The researchers were able to trace chemical elements such as sodium, potassium and calcium in Earth’s upper atmosphere, in addition to oxygen, and water vapor.

But they also found traces of manganese and barium, two chemical elements that do not belong in Earth’s upper atmosphere in their free atomic form.

Earth can serve as a prototype for habitable exoplanets in the cosmos.

NASA Earth Observatory/Joshua Stevens; NOAA National Environmental Satellite, Data, and Information Service.

Instead, these two chemical elements likely came from the Sun’s atmosphere, rather than the Earth's, the researchers say.

“It modulates the light in a way we have never seen before,” Strassmeier says.

Turning our view back on Earth in this way is crucial to the search for exoplanets that may be habitable. The composition of an exoplanet’s atmosphere is one of the main ingredients for life on other worlds, therefore scientists need to ensure that their results reflect what is coming from the planet's atmosphere, versus what may be coming from its star.

“We have to verify our findings, and we have many findings on other exoplanets but we have to make sure we’re not observing radiating transfer issues or photons interacting with interplanetary material,” Strassmeier says.

To understand this phenomenon further, the researchers plan to study the Sun's atmosphere more closely to trace those two conspicuous chemical elements. Doing so will reveal how they traveled from the center of the Sun to its limb, leaving an imprint on Earth’s upper atmosphere, the researchers say.

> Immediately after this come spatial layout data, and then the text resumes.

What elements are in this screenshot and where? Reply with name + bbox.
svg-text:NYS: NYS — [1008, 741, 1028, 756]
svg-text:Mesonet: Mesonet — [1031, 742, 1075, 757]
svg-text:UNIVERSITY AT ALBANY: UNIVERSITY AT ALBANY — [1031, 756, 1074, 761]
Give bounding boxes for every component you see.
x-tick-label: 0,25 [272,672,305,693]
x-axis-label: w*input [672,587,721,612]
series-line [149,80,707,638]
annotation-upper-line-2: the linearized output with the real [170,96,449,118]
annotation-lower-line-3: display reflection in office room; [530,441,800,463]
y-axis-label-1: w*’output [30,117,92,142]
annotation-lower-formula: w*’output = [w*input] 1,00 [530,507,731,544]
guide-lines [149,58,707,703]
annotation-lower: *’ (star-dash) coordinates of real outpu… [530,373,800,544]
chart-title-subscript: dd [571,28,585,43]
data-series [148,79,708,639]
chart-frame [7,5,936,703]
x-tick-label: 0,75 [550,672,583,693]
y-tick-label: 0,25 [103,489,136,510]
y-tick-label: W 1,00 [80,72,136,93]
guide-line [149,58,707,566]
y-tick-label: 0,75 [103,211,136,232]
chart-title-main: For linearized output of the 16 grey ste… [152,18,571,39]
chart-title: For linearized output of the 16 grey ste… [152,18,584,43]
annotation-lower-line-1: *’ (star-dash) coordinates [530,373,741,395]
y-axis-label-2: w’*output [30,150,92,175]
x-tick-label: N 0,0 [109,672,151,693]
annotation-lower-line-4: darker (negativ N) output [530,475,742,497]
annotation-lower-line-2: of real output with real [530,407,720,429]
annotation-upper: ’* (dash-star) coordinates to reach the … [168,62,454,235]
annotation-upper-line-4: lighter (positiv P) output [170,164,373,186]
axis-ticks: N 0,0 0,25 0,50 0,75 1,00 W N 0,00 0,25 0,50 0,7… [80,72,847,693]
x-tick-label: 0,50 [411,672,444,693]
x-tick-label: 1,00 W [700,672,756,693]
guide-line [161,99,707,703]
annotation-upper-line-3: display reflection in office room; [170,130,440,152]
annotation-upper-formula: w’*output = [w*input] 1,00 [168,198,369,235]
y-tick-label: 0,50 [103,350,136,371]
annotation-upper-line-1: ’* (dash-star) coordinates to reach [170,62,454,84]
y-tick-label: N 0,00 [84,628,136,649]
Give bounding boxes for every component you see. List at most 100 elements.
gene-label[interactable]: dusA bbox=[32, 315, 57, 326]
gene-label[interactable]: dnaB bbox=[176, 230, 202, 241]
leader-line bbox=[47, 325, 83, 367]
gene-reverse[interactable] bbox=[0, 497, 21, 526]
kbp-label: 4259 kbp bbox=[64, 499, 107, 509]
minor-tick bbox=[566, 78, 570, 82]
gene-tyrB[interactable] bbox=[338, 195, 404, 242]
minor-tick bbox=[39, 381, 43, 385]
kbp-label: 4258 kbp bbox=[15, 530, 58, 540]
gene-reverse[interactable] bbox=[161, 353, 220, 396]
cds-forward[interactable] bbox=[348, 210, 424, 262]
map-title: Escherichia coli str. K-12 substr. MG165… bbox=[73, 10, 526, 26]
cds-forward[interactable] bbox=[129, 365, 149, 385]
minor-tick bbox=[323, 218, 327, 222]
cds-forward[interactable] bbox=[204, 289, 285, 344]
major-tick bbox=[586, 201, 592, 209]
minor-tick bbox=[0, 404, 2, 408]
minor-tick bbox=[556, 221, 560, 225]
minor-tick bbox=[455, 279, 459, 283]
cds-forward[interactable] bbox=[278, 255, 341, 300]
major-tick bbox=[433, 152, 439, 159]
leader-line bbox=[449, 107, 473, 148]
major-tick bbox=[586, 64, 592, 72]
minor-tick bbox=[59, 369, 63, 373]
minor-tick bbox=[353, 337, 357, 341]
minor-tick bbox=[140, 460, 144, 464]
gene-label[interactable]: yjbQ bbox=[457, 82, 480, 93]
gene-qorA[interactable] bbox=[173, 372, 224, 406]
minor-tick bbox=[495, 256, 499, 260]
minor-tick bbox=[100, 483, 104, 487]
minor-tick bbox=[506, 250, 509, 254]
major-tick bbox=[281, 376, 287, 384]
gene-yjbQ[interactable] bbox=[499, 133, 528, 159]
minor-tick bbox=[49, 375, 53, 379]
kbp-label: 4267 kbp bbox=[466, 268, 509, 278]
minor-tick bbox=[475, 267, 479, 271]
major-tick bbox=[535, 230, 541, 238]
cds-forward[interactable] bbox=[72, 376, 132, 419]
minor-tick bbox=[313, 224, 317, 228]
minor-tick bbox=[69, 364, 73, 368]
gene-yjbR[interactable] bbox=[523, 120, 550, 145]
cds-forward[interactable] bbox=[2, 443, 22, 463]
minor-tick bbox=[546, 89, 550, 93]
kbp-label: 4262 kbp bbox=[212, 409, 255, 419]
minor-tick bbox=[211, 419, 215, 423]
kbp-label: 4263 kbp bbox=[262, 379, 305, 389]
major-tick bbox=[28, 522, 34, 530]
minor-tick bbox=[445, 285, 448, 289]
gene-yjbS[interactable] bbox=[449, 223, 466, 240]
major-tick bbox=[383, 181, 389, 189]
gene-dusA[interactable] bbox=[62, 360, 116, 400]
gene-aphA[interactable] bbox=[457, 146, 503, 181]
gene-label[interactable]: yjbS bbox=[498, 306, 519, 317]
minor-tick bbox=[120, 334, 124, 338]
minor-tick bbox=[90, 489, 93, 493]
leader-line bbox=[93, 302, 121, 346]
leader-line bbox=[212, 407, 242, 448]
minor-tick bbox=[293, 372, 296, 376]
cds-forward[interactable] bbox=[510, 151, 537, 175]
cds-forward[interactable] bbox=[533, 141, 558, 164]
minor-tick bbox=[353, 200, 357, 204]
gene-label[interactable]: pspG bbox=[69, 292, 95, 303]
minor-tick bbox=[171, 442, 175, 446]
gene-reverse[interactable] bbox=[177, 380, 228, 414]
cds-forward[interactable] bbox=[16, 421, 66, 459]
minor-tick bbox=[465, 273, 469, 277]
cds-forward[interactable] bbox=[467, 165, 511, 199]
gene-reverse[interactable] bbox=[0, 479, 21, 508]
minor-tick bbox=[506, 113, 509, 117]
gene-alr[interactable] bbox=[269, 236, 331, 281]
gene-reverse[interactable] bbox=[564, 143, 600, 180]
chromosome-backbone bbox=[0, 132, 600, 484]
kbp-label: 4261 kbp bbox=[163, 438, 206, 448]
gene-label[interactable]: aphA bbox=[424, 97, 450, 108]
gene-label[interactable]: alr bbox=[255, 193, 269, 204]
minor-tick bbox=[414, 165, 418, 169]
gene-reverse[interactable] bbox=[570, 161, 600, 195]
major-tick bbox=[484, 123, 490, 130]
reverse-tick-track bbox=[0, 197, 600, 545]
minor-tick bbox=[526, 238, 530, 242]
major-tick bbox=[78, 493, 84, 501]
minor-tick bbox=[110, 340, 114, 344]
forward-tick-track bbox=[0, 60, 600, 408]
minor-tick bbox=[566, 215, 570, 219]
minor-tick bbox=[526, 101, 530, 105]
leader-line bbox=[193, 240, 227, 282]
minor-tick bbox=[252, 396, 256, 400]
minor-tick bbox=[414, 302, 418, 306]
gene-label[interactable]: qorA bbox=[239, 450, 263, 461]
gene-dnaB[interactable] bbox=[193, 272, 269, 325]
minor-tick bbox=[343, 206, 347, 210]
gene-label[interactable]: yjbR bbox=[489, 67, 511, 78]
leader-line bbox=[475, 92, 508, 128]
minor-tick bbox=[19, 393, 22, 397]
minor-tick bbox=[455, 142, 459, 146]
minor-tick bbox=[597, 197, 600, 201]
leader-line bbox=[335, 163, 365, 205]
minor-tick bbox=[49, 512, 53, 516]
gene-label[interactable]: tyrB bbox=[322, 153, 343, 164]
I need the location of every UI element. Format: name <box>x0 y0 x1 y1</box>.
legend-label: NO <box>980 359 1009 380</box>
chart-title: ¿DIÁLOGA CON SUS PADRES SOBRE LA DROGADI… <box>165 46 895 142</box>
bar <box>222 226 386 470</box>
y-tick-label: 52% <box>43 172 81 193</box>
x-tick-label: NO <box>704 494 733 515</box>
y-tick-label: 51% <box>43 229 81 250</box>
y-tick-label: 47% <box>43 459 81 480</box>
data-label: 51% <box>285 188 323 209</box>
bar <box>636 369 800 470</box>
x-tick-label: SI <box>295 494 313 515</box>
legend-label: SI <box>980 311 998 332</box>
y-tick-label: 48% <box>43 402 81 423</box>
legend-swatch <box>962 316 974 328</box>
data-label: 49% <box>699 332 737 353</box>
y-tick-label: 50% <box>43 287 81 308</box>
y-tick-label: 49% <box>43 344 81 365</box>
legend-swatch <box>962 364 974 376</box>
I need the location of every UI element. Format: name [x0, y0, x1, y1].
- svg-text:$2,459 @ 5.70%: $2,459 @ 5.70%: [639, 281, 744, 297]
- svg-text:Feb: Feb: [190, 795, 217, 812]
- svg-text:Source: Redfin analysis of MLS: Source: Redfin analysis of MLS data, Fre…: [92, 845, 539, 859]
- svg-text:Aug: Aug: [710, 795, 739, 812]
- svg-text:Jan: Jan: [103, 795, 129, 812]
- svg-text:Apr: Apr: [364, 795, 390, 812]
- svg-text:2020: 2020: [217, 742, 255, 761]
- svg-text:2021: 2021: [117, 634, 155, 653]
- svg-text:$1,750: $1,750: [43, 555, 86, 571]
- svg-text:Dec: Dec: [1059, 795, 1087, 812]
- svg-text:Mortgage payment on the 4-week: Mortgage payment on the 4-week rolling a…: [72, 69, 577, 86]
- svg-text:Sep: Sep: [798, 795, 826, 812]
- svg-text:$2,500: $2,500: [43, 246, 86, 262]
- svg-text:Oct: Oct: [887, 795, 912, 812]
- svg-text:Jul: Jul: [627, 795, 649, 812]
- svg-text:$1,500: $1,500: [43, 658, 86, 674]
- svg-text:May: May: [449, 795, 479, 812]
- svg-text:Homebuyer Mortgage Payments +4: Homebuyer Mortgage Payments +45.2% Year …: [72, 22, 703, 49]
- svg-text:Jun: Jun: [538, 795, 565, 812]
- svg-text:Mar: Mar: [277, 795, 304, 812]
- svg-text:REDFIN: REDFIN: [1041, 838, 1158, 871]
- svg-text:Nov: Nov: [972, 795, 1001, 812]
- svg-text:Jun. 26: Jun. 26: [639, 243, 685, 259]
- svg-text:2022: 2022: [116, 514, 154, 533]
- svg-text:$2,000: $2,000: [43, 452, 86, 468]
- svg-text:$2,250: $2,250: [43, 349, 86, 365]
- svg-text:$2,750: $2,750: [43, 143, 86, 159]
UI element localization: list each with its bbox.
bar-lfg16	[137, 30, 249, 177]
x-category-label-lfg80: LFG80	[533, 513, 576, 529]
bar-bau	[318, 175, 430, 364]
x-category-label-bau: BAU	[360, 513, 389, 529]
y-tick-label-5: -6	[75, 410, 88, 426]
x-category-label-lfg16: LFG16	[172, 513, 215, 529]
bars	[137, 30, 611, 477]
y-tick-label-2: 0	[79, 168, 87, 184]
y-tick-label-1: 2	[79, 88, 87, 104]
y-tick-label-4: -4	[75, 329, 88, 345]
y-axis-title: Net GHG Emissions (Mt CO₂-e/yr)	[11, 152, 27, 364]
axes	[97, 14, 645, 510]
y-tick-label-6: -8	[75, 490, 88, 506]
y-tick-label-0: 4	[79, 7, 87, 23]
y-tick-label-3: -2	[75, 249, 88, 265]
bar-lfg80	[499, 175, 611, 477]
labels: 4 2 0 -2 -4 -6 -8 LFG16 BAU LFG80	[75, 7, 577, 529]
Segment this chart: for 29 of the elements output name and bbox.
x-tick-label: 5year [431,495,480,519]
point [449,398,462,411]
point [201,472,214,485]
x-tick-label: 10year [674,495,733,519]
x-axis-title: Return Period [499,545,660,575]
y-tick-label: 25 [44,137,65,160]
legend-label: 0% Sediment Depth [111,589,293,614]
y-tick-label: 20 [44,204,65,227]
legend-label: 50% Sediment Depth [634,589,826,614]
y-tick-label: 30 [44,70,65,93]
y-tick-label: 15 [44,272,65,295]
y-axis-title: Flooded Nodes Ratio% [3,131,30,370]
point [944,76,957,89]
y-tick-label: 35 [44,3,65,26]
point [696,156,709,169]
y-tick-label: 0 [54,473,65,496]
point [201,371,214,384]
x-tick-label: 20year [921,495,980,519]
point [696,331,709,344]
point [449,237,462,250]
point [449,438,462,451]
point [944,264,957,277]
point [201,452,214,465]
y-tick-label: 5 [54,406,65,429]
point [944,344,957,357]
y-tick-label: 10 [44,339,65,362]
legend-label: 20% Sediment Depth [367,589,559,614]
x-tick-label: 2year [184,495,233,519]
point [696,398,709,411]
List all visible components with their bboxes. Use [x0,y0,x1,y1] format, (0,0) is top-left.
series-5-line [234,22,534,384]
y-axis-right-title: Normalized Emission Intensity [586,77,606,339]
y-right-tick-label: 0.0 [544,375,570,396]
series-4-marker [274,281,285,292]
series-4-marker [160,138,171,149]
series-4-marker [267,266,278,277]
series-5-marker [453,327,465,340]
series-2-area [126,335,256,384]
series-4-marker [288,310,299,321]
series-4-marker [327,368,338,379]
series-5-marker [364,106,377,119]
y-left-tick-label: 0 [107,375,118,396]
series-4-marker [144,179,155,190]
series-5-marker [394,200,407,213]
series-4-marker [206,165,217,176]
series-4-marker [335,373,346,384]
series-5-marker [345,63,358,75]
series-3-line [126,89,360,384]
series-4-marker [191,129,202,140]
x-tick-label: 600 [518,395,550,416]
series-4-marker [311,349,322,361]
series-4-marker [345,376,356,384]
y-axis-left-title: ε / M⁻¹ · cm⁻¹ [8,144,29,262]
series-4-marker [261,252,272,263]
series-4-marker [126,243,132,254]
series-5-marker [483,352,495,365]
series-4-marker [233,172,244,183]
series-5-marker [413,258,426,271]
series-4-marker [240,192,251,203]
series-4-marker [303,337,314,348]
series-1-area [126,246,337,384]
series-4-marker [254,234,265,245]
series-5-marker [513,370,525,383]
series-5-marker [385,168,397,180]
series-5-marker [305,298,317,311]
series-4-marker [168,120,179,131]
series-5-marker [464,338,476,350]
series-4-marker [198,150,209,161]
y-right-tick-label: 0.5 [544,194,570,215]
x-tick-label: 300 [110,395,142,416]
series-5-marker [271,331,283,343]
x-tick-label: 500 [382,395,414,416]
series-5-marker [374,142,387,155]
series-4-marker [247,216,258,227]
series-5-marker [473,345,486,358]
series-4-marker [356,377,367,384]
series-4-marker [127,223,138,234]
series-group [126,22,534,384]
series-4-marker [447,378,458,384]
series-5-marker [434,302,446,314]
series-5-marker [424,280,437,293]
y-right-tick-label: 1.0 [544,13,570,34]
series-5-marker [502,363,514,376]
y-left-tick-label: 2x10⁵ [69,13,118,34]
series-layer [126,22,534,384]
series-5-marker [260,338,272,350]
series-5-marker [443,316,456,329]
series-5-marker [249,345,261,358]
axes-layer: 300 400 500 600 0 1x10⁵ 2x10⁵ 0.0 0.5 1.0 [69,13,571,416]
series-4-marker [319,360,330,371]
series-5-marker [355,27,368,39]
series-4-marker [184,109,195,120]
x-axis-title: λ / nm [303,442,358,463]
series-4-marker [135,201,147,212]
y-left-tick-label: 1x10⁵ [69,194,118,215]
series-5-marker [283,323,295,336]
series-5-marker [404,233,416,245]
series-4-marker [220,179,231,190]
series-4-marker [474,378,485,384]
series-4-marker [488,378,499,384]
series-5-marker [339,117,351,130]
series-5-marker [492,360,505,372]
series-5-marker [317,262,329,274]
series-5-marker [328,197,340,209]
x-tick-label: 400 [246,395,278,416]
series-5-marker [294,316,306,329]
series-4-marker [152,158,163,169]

Abstract: Observations of the Earthshine off the Moon allow for the unique opportunity to measure the large-scale Earth atmosphere. Another opportunity is realized during a total lunar eclipse which, if seen from the Moon, is like a transit of the Earth in front of the Sun. We thus aim at transmission spectroscopy of an Earth transit by tracing the solar spectrum during the total lunar eclipse of January 21, 2019. Time series spectra of the Tycho crater were taken with the Potsdam Echelle Polarimetric and Spectroscopic Instrument (PEPSI) at the Large Binocular Telescope (LBT) in its polarimetric mode in Stokes IQUV at a spectral resolution of 130000 (0.06 Å). In particular, the spectra cover the red parts of the optical spectrum between 7419-9067 Å. The spectrograph's exposure meter was used to obtain a light curve of the lunar eclipse. The brightness of the Moon dimmed by 10.75 mag during umbral eclipse. We found both branches of the O2 A-band almost completely saturated as well as a strong increase of H2O absorption during totality. The deep penumbral spectra show significant excess absorption from the NaI 5890 Ådoublet, the CaII infrared triplet around 8600 Å, and the KI line at 7699 Åin addition to several hyper-fine-structure lines of MnI and even from BaII. The detections of the latter two elements are likely due to an untypical solar center-to-limb effect rather than Earth's atmosphere. The absorption in CaII and KI remained visible throughout umbral eclipse. A small continuum polarization of the O2 A-band of 0.12\% during umbral eclipse was detected at 6.3σ. No line polarization of the O2 A-band, or any other spectral-line feature, is detected outside nor inside eclipse. It places an upper limit of ≈0.2\% on the degree of line polarization during transmission through Earth's atmosphere and magnetosphere.